9 Kommentare zu “Post-Apokalyptic Blackout”

  1. flurdab am Januar 26th, 2021 9:21 am

    „Alle anderen haben unrecht!“
    Damit ist doch dann alles gesagt.
    „Wie ich die Russen kenne, wird später vermutlich auch kräftig Sex eingespielt.“
    Hätte er geschwiegen, er hätte als Philosph gegolten.

    Ich habe vor einigen Tagen einen Artikel gelesen in dem behauptet wurde dass Menschen die gerne Horror und Apokalypso- Filme/ Serien sehen, besser mit der „Pandemie“ klar kommen.

    Hartz4- Geschädigte vermutlich auch.

  2. André Hüssy am Januar 26th, 2021 9:38 am

    „Erholsam ist vor allem die fehlende Political Correctness“
    Danke.
    Ich regte mich neulich wegen „Sörensen“ auf, ein Polizist mit Angstzuständen. Der Boss eines Fleischunternehmens war ein Böser, und noch zwei weitere höhergestellte ‚alte weisse Männer‘. Sörensen sagte zum Fleischboss: „Ich bin nämlich Vegetarier und überlege mir, vegan zu werden.“ Es war kein Witz. Das war todernst so eingebaut. Die bösen drei Fleischesser drehten Pornovideos mit Kindern.
    Erziehungsfernsehen.

  3. ... der Trittbrettschreiber am Januar 26th, 2021 9:49 am

    Eukalypse statt Apokalypse…!

    Ich habe mir ein Teleskop bestellt, das normalerweise nur zum Beobachten der Sterne verwendet wird.

    Jeder der meinen Keller betritt, wird fortan zunächst vor dem Türspion seinen Rachen weit öffnen müssen*. Ich bin gespannt auf das Panorama viraler Galaxien, die sich da inklusive scharzer Zähne eröffnen… Startreck… do not look backwards.

    *
    Ich erwäge auch eine direkt über dem Türspion eingabaute JEVER-Düse zum Einbringen des nordisch gebrauten Gurgelsubstrats in Positiv-Verdachtsmomenten.

  4. Godwin am Januar 26th, 2021 10:24 am

    so habe ich mir das Gedacht – die gesamte Gesellschaftsordnung verliert den Anschein der Normalität und erweist sich als dysfunktional aber die Herren Systemfrage zocken Candy Crush oder schauen halt NetFlix und Prime – hauptsche Titten

    Das ist wohl, was Lem meinte

    ud btw – alles außer Spock ist Scheiße!

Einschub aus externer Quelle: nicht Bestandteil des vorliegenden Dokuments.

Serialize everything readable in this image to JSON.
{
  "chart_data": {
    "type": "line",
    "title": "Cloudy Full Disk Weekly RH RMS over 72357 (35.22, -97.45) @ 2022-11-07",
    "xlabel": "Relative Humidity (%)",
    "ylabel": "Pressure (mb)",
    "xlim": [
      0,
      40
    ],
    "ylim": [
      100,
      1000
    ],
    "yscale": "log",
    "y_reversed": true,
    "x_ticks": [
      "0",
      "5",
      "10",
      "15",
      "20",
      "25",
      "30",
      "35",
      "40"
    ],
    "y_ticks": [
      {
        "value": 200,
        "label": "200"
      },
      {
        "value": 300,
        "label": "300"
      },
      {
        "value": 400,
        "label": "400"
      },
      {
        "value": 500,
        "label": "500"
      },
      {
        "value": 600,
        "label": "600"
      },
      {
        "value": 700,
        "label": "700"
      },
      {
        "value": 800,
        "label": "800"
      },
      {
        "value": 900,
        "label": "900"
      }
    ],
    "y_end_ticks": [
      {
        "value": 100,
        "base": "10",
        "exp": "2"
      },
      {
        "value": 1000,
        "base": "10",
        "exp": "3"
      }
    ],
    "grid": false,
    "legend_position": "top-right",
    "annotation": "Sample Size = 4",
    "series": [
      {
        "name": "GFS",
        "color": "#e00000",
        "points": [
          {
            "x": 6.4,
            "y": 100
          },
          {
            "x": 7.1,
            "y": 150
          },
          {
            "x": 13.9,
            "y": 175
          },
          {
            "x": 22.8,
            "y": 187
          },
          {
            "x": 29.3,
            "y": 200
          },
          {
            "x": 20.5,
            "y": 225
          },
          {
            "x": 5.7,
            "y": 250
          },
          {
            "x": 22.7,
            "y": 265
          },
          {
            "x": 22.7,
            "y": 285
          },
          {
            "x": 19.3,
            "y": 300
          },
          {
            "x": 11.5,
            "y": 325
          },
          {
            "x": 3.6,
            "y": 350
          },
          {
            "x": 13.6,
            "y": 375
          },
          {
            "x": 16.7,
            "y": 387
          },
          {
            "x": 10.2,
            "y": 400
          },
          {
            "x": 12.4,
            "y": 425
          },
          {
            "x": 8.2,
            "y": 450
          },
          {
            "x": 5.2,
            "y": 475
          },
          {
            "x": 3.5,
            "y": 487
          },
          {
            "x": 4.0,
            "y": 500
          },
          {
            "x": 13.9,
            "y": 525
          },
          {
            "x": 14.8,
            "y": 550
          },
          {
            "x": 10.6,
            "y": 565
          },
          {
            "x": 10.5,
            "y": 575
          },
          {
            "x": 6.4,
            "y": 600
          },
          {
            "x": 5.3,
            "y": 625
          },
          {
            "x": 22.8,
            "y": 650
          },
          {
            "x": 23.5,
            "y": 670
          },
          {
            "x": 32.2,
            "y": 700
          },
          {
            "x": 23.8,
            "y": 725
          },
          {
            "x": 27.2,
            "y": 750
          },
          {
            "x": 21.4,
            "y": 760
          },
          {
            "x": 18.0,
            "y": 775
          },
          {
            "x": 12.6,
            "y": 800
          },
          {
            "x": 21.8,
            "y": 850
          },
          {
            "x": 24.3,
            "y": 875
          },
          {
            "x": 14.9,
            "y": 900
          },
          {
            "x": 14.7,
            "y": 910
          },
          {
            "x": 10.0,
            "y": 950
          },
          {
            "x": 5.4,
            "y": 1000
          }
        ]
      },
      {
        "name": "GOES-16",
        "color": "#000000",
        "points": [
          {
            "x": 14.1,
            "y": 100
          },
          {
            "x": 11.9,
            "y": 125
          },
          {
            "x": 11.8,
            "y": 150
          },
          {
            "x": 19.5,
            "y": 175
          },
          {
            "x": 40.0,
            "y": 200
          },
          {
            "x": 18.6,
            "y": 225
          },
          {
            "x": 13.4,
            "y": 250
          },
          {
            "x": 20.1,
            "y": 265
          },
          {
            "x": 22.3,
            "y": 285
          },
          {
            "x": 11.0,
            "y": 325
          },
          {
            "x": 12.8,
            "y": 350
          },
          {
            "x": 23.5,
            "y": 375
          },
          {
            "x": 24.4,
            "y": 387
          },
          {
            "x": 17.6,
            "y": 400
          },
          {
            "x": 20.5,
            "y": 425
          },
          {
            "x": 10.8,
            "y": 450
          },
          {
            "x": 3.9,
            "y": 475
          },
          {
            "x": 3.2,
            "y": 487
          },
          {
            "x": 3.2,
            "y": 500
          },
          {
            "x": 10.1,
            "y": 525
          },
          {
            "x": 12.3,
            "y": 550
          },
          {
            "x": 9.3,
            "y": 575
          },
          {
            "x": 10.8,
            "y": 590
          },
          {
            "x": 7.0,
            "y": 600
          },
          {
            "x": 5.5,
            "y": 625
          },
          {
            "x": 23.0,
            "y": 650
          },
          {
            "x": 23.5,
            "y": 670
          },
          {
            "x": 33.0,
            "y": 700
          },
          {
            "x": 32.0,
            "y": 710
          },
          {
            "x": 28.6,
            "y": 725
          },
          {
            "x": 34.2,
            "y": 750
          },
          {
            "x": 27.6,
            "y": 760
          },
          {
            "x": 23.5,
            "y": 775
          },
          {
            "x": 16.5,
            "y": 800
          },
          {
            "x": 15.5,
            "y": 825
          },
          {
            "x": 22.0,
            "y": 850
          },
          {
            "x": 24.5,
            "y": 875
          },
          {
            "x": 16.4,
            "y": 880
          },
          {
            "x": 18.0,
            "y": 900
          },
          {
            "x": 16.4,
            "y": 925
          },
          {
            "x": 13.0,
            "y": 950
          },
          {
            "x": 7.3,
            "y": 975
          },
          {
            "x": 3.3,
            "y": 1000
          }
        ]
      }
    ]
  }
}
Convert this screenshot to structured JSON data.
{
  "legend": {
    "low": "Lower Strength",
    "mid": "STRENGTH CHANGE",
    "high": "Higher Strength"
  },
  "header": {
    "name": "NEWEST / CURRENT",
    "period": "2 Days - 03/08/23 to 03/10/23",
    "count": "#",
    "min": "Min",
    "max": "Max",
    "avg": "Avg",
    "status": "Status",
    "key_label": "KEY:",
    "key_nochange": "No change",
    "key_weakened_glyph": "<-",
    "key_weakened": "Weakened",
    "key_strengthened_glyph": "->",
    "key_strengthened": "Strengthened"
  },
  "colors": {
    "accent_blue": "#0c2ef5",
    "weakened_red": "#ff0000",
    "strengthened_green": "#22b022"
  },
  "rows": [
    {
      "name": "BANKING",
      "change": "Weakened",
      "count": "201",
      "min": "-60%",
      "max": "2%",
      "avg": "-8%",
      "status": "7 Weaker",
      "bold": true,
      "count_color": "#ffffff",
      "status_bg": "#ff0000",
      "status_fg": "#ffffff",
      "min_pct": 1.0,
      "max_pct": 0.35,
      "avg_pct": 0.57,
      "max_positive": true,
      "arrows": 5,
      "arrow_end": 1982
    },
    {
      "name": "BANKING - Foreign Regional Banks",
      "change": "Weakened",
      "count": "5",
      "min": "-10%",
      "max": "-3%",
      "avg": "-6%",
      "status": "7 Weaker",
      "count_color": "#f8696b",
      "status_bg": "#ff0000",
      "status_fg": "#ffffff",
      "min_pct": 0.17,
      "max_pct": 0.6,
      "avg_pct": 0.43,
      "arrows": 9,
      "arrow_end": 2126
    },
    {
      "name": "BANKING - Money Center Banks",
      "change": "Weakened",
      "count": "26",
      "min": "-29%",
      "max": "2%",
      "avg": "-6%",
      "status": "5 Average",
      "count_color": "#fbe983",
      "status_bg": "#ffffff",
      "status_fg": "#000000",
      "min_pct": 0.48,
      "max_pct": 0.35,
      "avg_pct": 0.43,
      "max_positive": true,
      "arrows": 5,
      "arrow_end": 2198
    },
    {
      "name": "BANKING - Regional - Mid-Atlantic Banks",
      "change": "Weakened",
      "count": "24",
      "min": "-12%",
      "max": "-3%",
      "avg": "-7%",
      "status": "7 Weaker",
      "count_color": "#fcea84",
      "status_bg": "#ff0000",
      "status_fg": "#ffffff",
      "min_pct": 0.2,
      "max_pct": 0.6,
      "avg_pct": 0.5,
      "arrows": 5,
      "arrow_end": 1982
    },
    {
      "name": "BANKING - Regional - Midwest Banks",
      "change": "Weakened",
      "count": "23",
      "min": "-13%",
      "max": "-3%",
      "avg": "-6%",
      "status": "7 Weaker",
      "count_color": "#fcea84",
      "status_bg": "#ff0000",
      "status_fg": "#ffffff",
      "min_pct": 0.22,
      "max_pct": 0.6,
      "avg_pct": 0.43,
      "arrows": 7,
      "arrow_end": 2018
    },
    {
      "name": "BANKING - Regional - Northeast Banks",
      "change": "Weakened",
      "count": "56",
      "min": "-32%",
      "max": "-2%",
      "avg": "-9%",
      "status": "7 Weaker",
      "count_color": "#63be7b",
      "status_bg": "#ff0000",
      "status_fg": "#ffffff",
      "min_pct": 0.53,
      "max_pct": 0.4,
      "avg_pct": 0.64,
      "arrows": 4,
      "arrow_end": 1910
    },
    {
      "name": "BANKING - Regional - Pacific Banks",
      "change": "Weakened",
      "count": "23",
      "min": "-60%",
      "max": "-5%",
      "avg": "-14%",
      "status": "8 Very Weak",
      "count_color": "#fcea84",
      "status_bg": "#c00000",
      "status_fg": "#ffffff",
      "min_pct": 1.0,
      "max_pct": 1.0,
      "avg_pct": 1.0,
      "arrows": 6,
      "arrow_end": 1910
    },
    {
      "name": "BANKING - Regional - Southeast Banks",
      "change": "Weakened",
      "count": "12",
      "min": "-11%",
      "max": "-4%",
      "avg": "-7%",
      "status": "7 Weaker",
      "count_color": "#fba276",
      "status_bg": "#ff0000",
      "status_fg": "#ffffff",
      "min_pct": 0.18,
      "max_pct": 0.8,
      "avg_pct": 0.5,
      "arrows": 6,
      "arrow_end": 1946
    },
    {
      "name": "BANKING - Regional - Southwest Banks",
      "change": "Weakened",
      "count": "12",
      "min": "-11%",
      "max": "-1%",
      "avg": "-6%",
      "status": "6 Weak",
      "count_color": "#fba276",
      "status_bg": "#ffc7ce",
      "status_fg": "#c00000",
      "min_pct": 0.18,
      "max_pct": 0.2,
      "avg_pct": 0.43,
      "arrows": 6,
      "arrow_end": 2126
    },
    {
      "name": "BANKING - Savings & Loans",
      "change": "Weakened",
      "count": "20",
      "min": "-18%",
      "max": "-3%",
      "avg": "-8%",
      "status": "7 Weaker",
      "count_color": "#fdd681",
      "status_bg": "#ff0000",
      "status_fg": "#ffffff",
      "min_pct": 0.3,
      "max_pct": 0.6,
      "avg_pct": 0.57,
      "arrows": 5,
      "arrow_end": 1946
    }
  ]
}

  5. flurdab am Januar 26th, 2021 11:03 am

    „Genosse- Rette dein Krankenhaus“
    Infiziere Dich mit Corona.

    Ich sehe gerade irgendwas auf Phönix.
    Krankenhäuser sind unterfinanziert, zu wenig Wertschöpfung, zuwenig Kranke.
    Katastrophe!

  6. tom am Januar 26th, 2021 1:53 pm

    „um ein Zehnfaches futuristischer“
    Wenn z. B. etwas von drei auf dreiunddreißig wächst,
    dann kann man das natürlich – weil es modern ist – so schreiben. Es ist auch richtig.
    Wahrscheinlich sind die des Rechnens nur minder Kundigen sich aber nicht bewusst, dass sie, als erreichte Größe vielmehr dreißig meinend, schreiben müssten: „Um ein neunfaches [mehr]“ oder doch lieber gleich: „Zehnmal so futuristisch“.
    Bei diesen Größenordnungen ist es ja meist ziemlich egal.
    Was aber bei „einskommadrei mal mehr?“
    LlS – lieber lange Sätze.

  7. Wolf-Dieter Busch am Januar 26th, 2021 10:55 pm

    Dass die Latte für Hollywood-SF niedrig hängt stimmt zwar, aber nicht ausnahmslos. Blade Runner ist ein Gegenbeispiel. Blade Runner II ist ein Gegenbeispiel für die These, dass Sequels zwingend schlecht seien.

  8. admin am Januar 27th, 2021 6:08 am

    Stimmt, hatte ich vergessen. Gehört in die Kategorie von „The Expanse“.

  9. Juri Nello am Januar 27th, 2021 12:58 pm

    Ich fand Black Out auch nicht übel. Das mit dem Sex habe ich wohl übersehen, aber ich überspringe die Szenen auch gerne, weil irrelavant für die Story.
    Black Out ist zum Glück nicht nur Geballer, was wahrscheinlich die negativen Kritiken zur Folge hatte.